I am on a tight schedule, thus, it would be nice if you could point me out the names of the techniques I should learn about, rather to the GLSL specification document and the OpenGL API as somebody has done. Those are a tiny bit too vague answers to my question.
Thanks a lot for any comment.
p.s.
Also notice that I would rather not use any resource like CUDA if possible, thus, getting something which uses
as much OpenGL elements as possible without requiring me to write a new shader.
Note: cross posted at
http://www.opengl.org/discussion_boards/ubbthreads.php?ubb=showflat&Number=245911#Post245911
It's simple:
Let n be the normal of the plane and x be the point.

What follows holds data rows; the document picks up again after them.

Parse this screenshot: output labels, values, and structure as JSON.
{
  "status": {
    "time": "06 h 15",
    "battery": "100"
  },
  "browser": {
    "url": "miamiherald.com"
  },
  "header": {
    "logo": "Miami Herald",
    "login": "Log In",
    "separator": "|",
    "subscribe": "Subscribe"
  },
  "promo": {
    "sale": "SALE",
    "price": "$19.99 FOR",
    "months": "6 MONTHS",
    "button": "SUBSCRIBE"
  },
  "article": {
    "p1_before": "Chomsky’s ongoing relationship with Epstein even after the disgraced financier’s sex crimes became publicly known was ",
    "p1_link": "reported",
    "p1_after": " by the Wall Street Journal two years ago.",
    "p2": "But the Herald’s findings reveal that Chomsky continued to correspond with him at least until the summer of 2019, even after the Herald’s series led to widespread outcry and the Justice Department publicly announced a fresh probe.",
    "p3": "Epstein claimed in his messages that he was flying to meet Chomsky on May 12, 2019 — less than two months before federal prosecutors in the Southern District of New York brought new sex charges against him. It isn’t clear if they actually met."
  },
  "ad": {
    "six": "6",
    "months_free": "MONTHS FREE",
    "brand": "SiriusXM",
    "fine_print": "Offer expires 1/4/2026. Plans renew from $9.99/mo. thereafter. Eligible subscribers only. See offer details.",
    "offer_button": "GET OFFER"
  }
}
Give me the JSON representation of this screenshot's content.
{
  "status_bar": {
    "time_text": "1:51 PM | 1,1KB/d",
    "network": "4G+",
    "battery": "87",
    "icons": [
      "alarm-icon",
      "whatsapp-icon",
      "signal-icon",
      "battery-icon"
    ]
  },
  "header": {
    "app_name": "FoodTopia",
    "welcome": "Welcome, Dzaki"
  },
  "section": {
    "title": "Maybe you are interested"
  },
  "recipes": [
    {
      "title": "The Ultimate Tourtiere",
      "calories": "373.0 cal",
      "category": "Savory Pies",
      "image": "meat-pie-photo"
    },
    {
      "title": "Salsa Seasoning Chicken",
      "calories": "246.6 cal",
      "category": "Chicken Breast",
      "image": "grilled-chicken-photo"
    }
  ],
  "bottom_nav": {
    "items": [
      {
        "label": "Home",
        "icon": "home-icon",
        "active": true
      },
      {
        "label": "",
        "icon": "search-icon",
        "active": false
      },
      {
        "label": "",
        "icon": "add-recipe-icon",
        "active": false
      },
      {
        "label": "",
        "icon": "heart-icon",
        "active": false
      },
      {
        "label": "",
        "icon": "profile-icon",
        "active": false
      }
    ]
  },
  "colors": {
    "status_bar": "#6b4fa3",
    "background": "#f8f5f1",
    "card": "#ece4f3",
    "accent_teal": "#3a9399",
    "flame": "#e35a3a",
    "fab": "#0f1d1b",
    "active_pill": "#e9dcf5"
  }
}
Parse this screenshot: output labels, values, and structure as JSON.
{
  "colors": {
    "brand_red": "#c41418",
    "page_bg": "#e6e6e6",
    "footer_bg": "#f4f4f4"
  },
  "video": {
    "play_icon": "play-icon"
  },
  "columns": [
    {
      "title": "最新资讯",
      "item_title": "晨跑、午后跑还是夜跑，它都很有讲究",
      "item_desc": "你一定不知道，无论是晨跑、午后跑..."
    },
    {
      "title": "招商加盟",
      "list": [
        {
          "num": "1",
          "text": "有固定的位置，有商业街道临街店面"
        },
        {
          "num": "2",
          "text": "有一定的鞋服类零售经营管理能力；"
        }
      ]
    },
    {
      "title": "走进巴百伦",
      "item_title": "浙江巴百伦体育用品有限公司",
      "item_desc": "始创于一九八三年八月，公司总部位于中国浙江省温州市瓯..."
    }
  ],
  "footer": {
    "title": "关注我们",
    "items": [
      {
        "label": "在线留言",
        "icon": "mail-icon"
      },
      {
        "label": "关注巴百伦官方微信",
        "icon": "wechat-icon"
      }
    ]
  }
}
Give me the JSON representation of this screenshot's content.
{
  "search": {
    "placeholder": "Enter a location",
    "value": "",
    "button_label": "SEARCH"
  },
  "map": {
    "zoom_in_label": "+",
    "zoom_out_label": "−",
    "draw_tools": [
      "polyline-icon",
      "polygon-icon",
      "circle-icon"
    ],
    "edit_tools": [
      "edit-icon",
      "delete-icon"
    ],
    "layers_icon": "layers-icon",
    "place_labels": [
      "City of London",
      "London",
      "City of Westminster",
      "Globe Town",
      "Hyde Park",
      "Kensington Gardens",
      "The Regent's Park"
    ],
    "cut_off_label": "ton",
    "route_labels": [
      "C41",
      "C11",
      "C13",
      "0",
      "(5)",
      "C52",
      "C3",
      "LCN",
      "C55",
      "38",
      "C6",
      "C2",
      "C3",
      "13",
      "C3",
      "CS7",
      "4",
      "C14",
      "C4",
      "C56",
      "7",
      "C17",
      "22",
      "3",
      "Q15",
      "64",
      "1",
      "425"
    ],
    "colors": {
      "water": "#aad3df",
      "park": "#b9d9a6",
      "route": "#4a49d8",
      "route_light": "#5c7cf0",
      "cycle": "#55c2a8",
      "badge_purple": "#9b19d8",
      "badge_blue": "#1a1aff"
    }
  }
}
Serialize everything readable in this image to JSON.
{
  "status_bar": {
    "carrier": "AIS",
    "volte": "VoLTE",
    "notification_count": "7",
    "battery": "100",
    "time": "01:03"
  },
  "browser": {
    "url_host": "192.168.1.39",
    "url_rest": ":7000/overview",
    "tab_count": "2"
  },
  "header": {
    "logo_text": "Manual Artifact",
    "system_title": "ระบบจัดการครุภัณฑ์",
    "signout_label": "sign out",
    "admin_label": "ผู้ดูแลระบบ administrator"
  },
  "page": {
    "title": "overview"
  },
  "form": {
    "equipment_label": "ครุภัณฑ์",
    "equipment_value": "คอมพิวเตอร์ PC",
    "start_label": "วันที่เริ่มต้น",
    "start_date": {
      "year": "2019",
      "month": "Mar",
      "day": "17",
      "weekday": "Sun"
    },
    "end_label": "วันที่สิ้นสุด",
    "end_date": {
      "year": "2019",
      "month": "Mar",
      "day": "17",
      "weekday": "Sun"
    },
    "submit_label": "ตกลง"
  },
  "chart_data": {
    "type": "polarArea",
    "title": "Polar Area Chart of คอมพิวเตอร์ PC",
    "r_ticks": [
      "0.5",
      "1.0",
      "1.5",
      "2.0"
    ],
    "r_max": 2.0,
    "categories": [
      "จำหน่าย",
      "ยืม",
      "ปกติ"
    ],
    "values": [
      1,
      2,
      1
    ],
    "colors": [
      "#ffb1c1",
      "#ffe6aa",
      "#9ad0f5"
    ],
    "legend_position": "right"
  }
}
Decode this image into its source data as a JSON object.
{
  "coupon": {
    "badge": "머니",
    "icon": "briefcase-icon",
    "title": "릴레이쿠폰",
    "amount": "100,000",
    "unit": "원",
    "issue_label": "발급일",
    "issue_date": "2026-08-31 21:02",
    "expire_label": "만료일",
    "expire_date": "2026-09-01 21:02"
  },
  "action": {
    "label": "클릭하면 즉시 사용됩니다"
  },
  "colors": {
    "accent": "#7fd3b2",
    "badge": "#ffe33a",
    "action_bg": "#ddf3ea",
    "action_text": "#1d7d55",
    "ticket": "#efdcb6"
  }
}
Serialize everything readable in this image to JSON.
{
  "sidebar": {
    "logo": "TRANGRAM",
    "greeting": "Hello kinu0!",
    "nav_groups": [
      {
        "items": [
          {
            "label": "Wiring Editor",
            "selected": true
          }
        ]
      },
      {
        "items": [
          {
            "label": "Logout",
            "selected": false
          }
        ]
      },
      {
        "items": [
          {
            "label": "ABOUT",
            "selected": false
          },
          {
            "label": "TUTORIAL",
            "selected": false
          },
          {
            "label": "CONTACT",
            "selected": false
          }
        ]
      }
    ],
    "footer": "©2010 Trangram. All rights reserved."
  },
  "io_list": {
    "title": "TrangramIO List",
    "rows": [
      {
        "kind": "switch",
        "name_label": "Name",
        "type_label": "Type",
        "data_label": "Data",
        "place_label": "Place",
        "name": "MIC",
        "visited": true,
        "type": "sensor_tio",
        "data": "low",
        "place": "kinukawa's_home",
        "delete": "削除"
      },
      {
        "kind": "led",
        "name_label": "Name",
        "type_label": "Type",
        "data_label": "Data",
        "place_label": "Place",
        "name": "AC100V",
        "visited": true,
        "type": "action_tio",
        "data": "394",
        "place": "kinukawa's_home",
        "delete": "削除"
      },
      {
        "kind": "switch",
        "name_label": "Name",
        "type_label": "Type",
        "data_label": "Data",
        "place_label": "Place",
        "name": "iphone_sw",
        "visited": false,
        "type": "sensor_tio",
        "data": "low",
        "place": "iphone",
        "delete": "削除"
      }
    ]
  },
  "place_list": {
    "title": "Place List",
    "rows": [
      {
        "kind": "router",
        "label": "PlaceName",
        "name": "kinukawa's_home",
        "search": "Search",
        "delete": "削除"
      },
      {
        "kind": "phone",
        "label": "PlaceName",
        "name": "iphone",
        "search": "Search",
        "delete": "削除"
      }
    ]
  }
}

n_u = n/norm(n) //this is a normal vector of unit length
d = scalarprod(n,x) //this is the distance of the plane to the origin
for each point p_i
d_i = abs(scalarprod(p_i,n) - d) //this is the distance of the point to the plane
Obviously "scalarprod" means "scalar product" and "abs" means "absolute value".
If you wonder why just read the article on scalar products at wikipedia.
Ok first as a little disclaimer: I know nothing about 3D programming.
Now my purely mathematical idea:
Given a plane by a normal N (of unit length) and a distance L of the plane to the center (the point [0/0/0]). The distance of a point X to the plane is given by the scalar product of N and X minus L the distance to the center. Hence you only have to check wether
|n . x - L| <= epsilon
. being the scalar product and | | the absolute value
Of course you have to intersect the plane with the normal first to get the distance L.
Maybe this helps.
I have one question for Andrea Tagliasacchi, Why?
Only if you are looking at 1000s of points and possible 100s of planes, would there would be any benefit from using the method outlined. As apposed to dot producting the point and plane, as outlined my Corporal Touchy.
Also due to the finite nature of pixels you'll often find two or more points will project to the same pixel in the texture.
If you still want to do this, I could work up a sample glut program in C++, but how this would help with MATLAB I don't know, as I'm unfamiliar with it.
IT seems to me you should be able to implement something similar to Corporal Touchy's method a a vertex program rather than in a for loop, right? Maybe use a C API to GPU programming, such as CUDA?